I almost always find Racine’s plays turgid, but this was a ‘new version’, it was in the lovely Donmar space and it had Anne-Marie Duff in it, so how could I not go? Well, she was the best thing about it, but sadly also about the only good thing about it.

Josie Rourke continues the penchant for re-configuration she started at the Bush. This time, the right side four rows becomes the back two rows, the stage is sand and there’s a walkway over the top which looks like c.50 chairs glued together. When you take your seat, with sand falling from the ceiling, it looks beautiful, but after the play starts it all seems a bit pointless. The temptation to tell the actors to use the short stairs at the left rather than walk all the way over the top and down was very hard to resist.

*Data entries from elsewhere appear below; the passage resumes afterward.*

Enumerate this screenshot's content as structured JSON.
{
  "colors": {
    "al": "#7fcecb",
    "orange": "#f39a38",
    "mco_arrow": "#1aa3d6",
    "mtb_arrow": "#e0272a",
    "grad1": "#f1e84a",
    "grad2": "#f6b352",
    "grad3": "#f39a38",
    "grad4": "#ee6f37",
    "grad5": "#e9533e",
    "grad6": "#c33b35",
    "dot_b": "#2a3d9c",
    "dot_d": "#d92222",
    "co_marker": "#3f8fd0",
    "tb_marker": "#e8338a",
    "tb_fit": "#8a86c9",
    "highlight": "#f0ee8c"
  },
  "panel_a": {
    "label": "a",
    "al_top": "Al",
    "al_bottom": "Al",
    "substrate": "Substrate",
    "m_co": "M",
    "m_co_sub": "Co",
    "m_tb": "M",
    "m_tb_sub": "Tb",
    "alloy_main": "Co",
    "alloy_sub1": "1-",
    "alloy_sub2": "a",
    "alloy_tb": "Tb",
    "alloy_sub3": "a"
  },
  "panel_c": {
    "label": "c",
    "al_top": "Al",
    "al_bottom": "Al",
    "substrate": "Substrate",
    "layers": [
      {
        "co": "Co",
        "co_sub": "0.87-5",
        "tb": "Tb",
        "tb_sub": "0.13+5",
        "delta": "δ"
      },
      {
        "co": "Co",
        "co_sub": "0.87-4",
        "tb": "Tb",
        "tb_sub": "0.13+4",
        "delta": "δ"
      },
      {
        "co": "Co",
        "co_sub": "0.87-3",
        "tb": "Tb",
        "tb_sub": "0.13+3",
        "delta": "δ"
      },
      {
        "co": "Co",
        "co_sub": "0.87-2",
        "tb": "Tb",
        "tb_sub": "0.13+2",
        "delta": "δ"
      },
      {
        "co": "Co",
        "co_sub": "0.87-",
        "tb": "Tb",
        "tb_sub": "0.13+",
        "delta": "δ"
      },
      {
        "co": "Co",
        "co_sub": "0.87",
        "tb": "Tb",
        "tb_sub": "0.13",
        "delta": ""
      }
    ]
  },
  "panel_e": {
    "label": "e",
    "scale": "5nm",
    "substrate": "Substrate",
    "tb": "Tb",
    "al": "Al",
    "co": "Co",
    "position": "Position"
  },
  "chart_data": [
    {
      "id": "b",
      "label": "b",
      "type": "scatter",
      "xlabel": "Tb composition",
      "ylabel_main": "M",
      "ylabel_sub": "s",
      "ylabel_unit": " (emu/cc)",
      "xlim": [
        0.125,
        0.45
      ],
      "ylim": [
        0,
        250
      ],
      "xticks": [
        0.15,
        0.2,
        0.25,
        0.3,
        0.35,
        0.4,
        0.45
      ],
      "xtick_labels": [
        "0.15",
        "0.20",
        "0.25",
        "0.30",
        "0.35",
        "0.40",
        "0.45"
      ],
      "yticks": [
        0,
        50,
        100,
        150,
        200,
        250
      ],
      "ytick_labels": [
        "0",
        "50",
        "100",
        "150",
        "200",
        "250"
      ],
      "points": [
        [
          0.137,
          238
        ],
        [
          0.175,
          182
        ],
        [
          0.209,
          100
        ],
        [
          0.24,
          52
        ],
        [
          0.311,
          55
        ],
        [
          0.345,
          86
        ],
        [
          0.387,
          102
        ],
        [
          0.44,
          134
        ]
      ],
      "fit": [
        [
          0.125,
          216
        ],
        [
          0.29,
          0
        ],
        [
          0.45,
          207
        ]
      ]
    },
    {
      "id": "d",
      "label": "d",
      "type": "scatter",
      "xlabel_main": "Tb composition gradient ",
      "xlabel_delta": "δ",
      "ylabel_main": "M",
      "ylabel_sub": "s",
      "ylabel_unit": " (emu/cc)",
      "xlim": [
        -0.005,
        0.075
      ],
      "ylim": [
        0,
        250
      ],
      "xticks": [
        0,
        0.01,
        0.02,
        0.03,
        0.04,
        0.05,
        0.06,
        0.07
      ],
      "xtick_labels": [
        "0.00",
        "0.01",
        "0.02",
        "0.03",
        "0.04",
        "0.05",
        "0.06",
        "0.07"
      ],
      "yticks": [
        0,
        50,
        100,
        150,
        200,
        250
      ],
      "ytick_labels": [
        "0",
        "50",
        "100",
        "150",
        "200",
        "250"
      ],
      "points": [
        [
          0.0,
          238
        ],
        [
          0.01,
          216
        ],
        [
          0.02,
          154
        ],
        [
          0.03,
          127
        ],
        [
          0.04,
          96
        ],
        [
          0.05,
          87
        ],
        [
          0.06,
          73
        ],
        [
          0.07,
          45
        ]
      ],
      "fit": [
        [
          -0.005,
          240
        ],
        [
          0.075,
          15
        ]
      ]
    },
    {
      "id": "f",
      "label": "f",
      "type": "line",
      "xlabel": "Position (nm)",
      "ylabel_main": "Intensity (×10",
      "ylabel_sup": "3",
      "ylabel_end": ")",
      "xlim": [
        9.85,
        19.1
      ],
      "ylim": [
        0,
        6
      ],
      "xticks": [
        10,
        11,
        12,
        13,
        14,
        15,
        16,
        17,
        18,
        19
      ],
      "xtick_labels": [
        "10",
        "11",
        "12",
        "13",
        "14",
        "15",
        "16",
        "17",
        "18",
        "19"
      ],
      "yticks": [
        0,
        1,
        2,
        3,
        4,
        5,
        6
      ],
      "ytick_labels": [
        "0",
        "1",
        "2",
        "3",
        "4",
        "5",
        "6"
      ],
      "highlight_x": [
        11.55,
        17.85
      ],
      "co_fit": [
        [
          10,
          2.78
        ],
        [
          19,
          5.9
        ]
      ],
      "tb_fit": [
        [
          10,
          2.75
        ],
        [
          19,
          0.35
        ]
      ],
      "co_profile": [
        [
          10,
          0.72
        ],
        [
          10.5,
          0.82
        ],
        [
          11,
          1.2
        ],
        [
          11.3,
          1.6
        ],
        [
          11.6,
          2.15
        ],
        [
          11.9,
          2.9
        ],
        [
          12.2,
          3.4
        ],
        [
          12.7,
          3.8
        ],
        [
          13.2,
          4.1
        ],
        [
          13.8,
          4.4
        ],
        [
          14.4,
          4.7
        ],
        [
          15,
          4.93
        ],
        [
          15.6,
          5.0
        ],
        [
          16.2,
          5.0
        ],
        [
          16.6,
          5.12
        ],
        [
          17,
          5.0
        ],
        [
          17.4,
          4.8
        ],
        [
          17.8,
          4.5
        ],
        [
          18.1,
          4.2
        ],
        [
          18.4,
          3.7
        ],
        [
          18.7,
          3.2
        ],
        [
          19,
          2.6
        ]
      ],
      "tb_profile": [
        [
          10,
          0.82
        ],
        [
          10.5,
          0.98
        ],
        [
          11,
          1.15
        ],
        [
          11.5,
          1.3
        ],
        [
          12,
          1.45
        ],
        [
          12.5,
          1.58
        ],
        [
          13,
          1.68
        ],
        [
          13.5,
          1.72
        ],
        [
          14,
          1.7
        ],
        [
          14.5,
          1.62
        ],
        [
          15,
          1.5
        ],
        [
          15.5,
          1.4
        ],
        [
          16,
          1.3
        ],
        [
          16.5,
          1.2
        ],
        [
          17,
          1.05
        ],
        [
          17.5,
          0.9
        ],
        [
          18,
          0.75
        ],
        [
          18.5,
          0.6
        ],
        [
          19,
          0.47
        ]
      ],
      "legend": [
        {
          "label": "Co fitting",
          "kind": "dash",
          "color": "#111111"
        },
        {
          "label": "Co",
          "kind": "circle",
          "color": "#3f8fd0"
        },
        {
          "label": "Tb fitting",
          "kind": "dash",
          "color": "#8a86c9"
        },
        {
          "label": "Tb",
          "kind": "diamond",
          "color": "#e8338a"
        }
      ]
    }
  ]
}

Berenice’s proposed marriage to Titus makes infatuated Antiochus distraught. It’s quashed for political reasons (Emperor Titus marry a foreign queen – I don’t think so!) but Antiochus’ love remains unrequited. No-one marries anyone and that’s about it really – though it takes 100 minutes to tell you that and that’s where it fails as a play;  it’s very dull and doesn’t sustain its length.

The ‘new version’ by Alan Hollingshurst doesn’t really add or take away anything. Stephen Campbell Moore seems more like a school teacher than an Emperor and Dominic Rowan more like a civil servant, both devoid of passion. You spend most of the time waiting for people to make the irritatingly long walk across the top and down onto the stage.

Luckily for the Donmar, there wasn’t an interval.